Best of Buds

No, it is not my birthday, this is my cake from a birthday long (less than two years) past. Now, I am not a lady usually tempted by fancy cheesecake concoctions. Not really a lady in the first place. But if I saw pina colada or mint choco-brownie or raspberry-mocha-berry-fudgestravaganza cheesecake on a menu I’d typically reply with a scowl and a violent crossing of arms. So it is shocking I even considered hot buttered rum cheesecake. But consider it I did. Besides devouring and digesting it. This was not some weak cheesecake with delusions grandeur of being a dessert drink, this was hot buttered rum reincarnated as a cheesecake for good deeds in its previous life. It was glorious.

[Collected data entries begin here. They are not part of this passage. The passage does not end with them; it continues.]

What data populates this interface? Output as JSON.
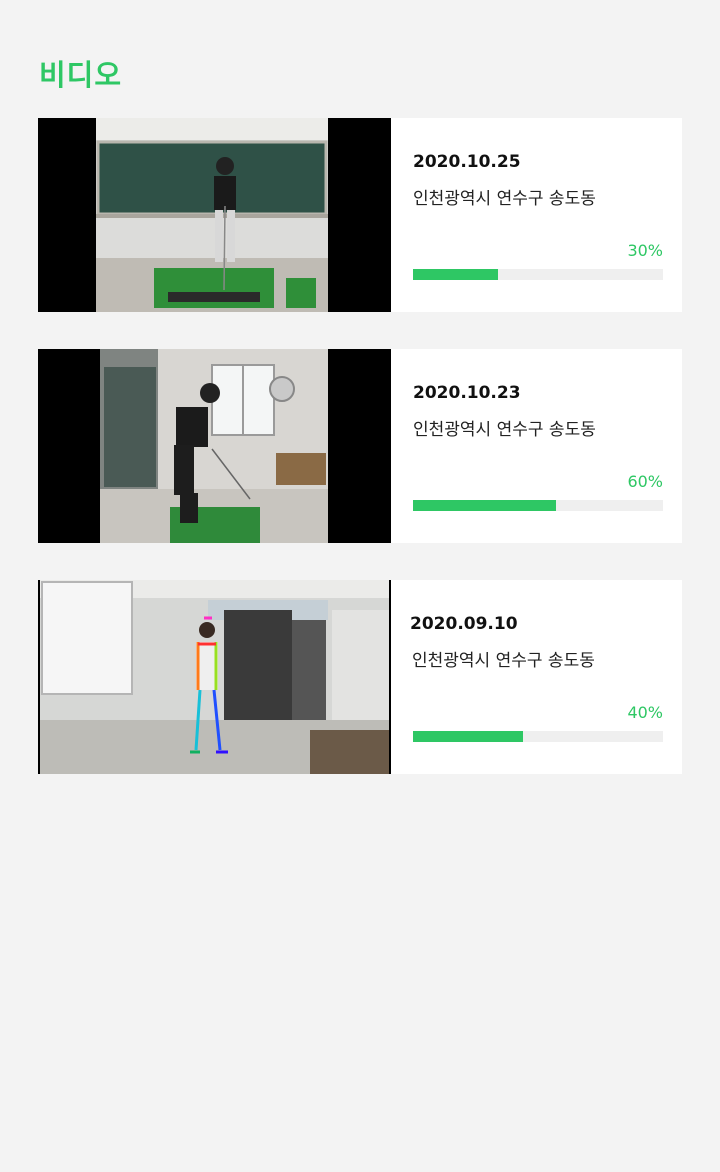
{
  "header": {
    "title": "비디오"
  },
  "videos": [
    {
      "date": "2020.10.25",
      "location": "인천광역시 연수구 송도동",
      "progress_label": "30%",
      "progress": 0.34
    },
    {
      "date": "2020.10.23",
      "location": "인천광역시 연수구 송도동",
      "progress_label": "60%",
      "progress": 0.57
    },
    {
      "date": "2020.09.10",
      "location": "인천광역시 연수구 송도동",
      "progress_label": "40%",
      "progress": 0.44
    }
  ],
  "colors": {
    "accent": "#2ec764",
    "background": "#f3f3f3",
    "card": "#ffffff",
    "track": "#efefef"
  }
}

My supreme enjoyment was all thanks to gustation. We all should thank our sense of taste; life would be a lot paler without the many tastes of our body fuel. Out would go birthday cake, fanciful cocktails, wine tasting and Cheezits. Spinach with bleu cheese salads, chocolate and mango juice would all be gone with the wind. We would just eat bizarre mashes of what’s good for us and enthusiastically tolerate it all. So then thank GOD AND ALL THAT IS HOLY for taste buds.

You have about 9000 taste buds and despite all the hype about them being color-coordinated taste microphones, they are a bit more complex than that. But just a bit. Taste buds are not the little nubbins all over your tongue, but the taste cells bordering the nubbins are the ones that really work the gustatory magic. The buds are composed of receptor cells and supporting cells. Receptor cells are modified epithelial (inner skin) cells that possess many folds to allow as much taste juice onto them as possible. This “tasting site” is the taste pore. Molecules and ions in the macerated food bind to the pore and results in a chain reaction: the receptor cells provoke an action potential (Remember action potentials?) in connecting nerve fibers and the brain in eventually alerted to the presence of tastiness (or not).

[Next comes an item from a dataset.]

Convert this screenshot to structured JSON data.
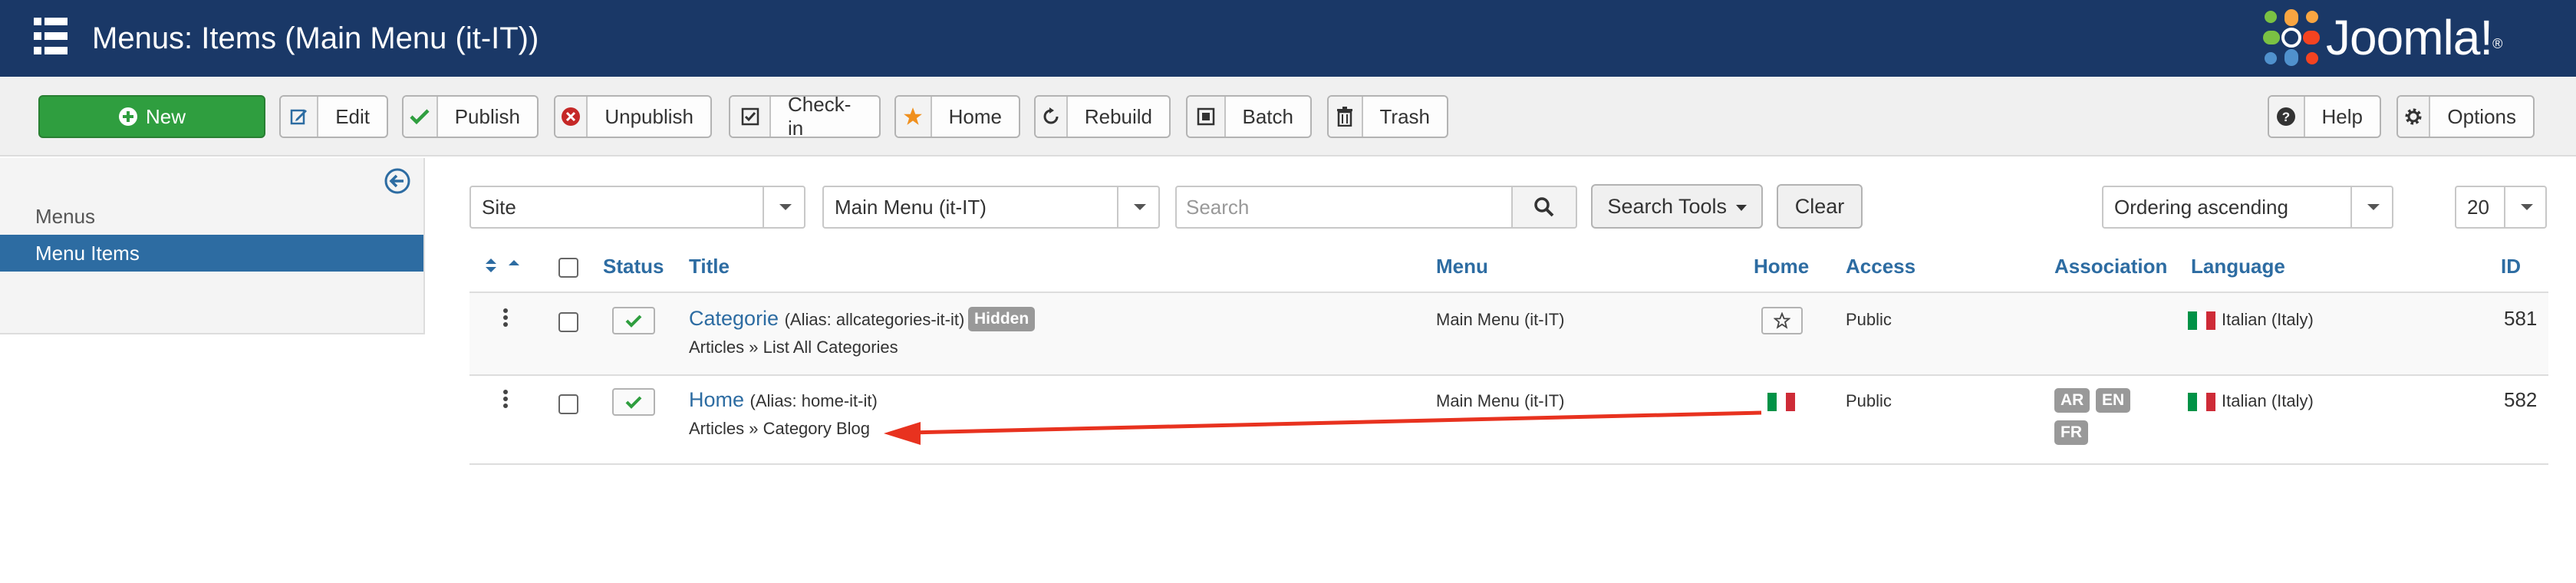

So what triggers this response? Well, it depends. Humans can taste sweet, salty, sour, bitter and meaty things and each have different ways to excite your senses. I will address this is detail tomorrow, but for now I will add that spicy is not a taste. It is your taste buds crying for a ceasefire.

Source

Sherwood, Lauralee, Hillar Klandorf and Paul Yancey. 2005. Animal Physiology: From Genes to Organisms. Thomson Brookes/Cole, Belmont, CA.

Photo credit me. Cheesecake credit, Kensie Steakhouse.

Magneto is Real and He’s a Shark

If you’re great big nerd like I am and enjoy X-Men comics and/or Sir Ian McKellan, you have probably had some form of the “Mag-neat-o” vs. “Mag-net-o” debate. If you’re not a big nerd and have no idea what I’m talking about, well then get off the internet and go clubbing or something! Skateboard with your hat on backwards, I don’t know, jeez. Whatever it is you cool kids do these days. You could also just smile, nod and keep reading. Anyway, the debate can end! Mag-neat-oreception, the ability to detect the Earth’s magnetic field, is a thing. You’re all so relieved, right? Right.

Although not well studied, magnetoreception is not uncommon. Found in anything from bacteria to bugs to birds to batrachians, this extra sense involves magnetite (an iron oxide mineral) crystals that, when arranged in chains, can align with the Earth’s magnetic fields and allow animals to use those fields in navigation (though there is a receptor involved, the exact mechanism is unknown). Migratory birds and sea turtles are excellent examples of such magnetic navigators. Sadly, they cannot use their magnetoreception to move bridges, but I am sure they’re working on it. Just like we’re working on HOW those suckers use specialized receptors to receive and comprehend the magnetic field data from the magnetite crystals, then use this to solve projected needs (do they need to find breeding grounds? Food?).

Elasmobranchs (sharks, rays and skates) also use magnetoreception, but the sensory organ involved is very different. They use ampullae of Lorenzini (tiiiny holes filled with a salty gel) to sense when prey pass over magnetic fields. But those little ampullae are not only for magnetoreception alone, oh no. Consider the hammerhead shark. Besides being impractical for normal doorways, it is a master of electroreception. That big hammer-shaped head is COVERED with ampullae of Lorenzini for detecting even the electrical signals of a buried fish’s gills. Since the receptors at the bottom of the ampullae respond to voltage variation disturbing the gel, they are also thermosensitive. Nowhere to hide from these badasses. Except land, I’d try land.

Source

Sherwood, Lauralee, Hillar Klandorf and Paul Yancey. 2005. Animal Physiology: From Genes to Organisms. Thomson Brookes/Cole, Belmont, CA.